A judge has decisively rejected an attempt to halt enforcement of huge fines in a crackdown on reefer charterers and owners for violating US shipping law.

Judge Sharon Gleason of the US Alaska district federal court issued her ruling on 28 September, finding that US charterer Alaska Reefer Management and its owner, American Seafoods Co, with affiliates and counterparties, could not be granted a temporary restraining order to shield them from enforcement by US Customs and Border Protection pending litigation.

Gleason opened for a possible refiling of the petition if certain requirements were met.

"Plaintiffs raise valid questions as to whether [Customs] notices of penalty are irreparably harming plaintiffs' supply chain, jobs, and good will with customers, among other alleged injuries," she wrote.

Unprecedented fines

But she rejected arguments that American Seafoods and affiliates were likely to succeed on the merits of their case, or that their due process rights had been violated.

As TradeWinds has reported, the authorities took the reefer trades by surprise in August when they levied an unprecedentedly severe $350m in fines over alleged violations of cabotage law.

Without a temporary restraining order, US Customs agents will now be free to issue further fines.

Alaska Reefer Management and affiliate Kloosterboer International Forwarding said that within a week, they plan to make a formal filing of the tariffs charged on its short Canadian rail line and to seek non-judicial administrative remedies directly from the agency itself.

American Seafoods and its affiliates petitioned the court nearly four weeks ago to issue the order so that their warehouses would not be paralysed at the height of a pollock shipment season, with no reefer owner daring to move the cargo for fear of further fines.

'Unconstitutional overreach'

American Seafoods fishing vessel Katie Ann is seen here in pursuit of Pacific pollock.
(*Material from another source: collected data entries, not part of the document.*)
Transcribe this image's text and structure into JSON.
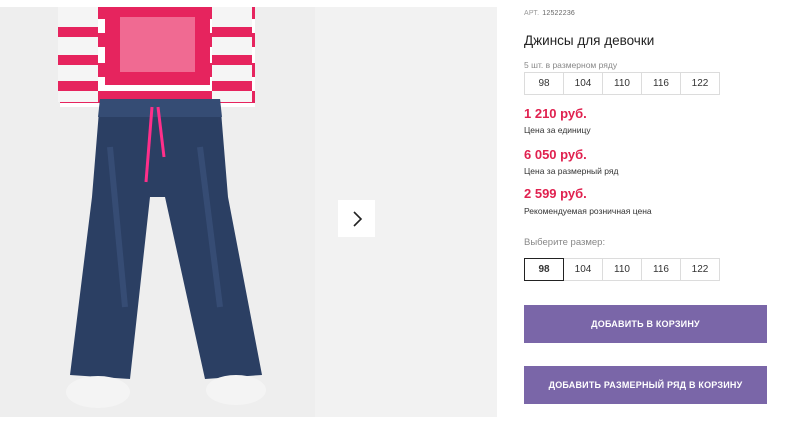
{
  "product": {
    "sku_label": "АРТ.",
    "sku_value": "12522236",
    "title": "Джинсы для девочки",
    "pack_note": "5 шт. в размерном ряду",
    "pack_sizes": [
      "98",
      "104",
      "110",
      "116",
      "122"
    ]
  },
  "prices": [
    {
      "value": "1 210 руб.",
      "label": "Цена за единицу"
    },
    {
      "value": "6 050 руб.",
      "label": "Цена за размерный ряд"
    },
    {
      "value": "2 599 руб.",
      "label": "Рекомендуемая розничная цена"
    }
  ],
  "size_picker": {
    "label": "Выберите размер:",
    "sizes": [
      "98",
      "104",
      "110",
      "116",
      "122"
    ],
    "selected": "98"
  },
  "buttons": {
    "add_to_cart": "ДОБАВИТЬ В КОРЗИНУ",
    "add_pack_to_cart": "ДОБАВИТЬ РАЗМЕРНЫЙ РЯД В КОРЗИНУ"
  },
  "gallery": {
    "next_icon": "chevron-right-icon"
  },
  "colors": {
    "price": "#e0214f",
    "button": "#7a66a8",
    "denim": "#2b3f63",
    "sweater_pink": "#e6245e"
  }
}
Photo: American Seafoods

Under the Jones Act, shipment of cargo between points in the US is reserved for a strictly defined set of ships that must be US-owned, built, flagged and crewed, among other restrictions.
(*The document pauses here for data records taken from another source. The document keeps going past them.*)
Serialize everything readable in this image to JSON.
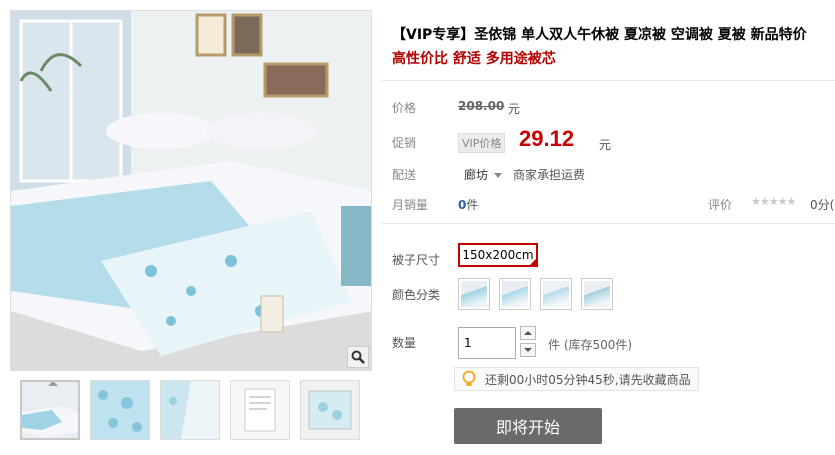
{
  "product": {
    "title": "【VIP专享】圣依锦 单人双人午休被 夏凉被 空调被 夏被 新品特价",
    "subtitle": "高性价比 舒适 多用途被芯"
  },
  "price": {
    "label": "价格",
    "original": "208.00",
    "unit": "元"
  },
  "promo": {
    "label": "促销",
    "tag": "VIP价格",
    "price": "29.12",
    "unit": "元"
  },
  "delivery": {
    "label": "配送",
    "location": "廊坊",
    "shipping": "商家承担运费"
  },
  "sales": {
    "label": "月销量",
    "count": "0",
    "count_unit": "件",
    "rating_label": "评价",
    "stars": "★★★★★",
    "score": "0分("
  },
  "options": {
    "size_label": "被子尺寸",
    "size_value": "150x200cm",
    "color_label": "颜色分类",
    "colors": [
      "light-blue-bedding-1",
      "light-blue-bedding-2",
      "light-blue-bedding-3",
      "light-blue-bedding-4"
    ],
    "quantity_label": "数量",
    "quantity_value": "1",
    "stock_text": "件 (库存500件)"
  },
  "timer": {
    "text": "还剩00小时05分钟45秒,请先收藏商品"
  },
  "buy_button": {
    "label": "即将开始"
  },
  "colors": {
    "accent_red": "#c40000",
    "promo_red": "#cc0000",
    "button_gray": "#6a6a6a"
  }
}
For many years, American Seafoods had avoided this expensive club of ships by shipping its fish from Alaska to a Canadian port within eyesight of the US, moving the fish a short distance on a Canadian rail line, then trucking it over the border.

US Customs agents started investigating the procedure in 2017 but only began handing out notices of penalty in August.

In seeking the restraining order, American Seafoods lawyers had told the judge that US Customs had attempted a "shocking and unconstitutional overreach" with penalties that had "crippled" the shipment of frozen seafood.

They claimed that "other companies critical to shipping this seafood are now unable to, and will not, resume shipping" due to the potential for "additional massive penalties".

Seventeen reefer voyages were named by US Customs in the penalty notices, with fines up to the value of the cargo being shipped.

Reefers operated by Star Reefers, Cool Carriers, Baltic Shipping, Green Shipping and the Noboa Group were among those mentioned in the penalty notice. In one case, the penalty for a single voyage exceeded $14m.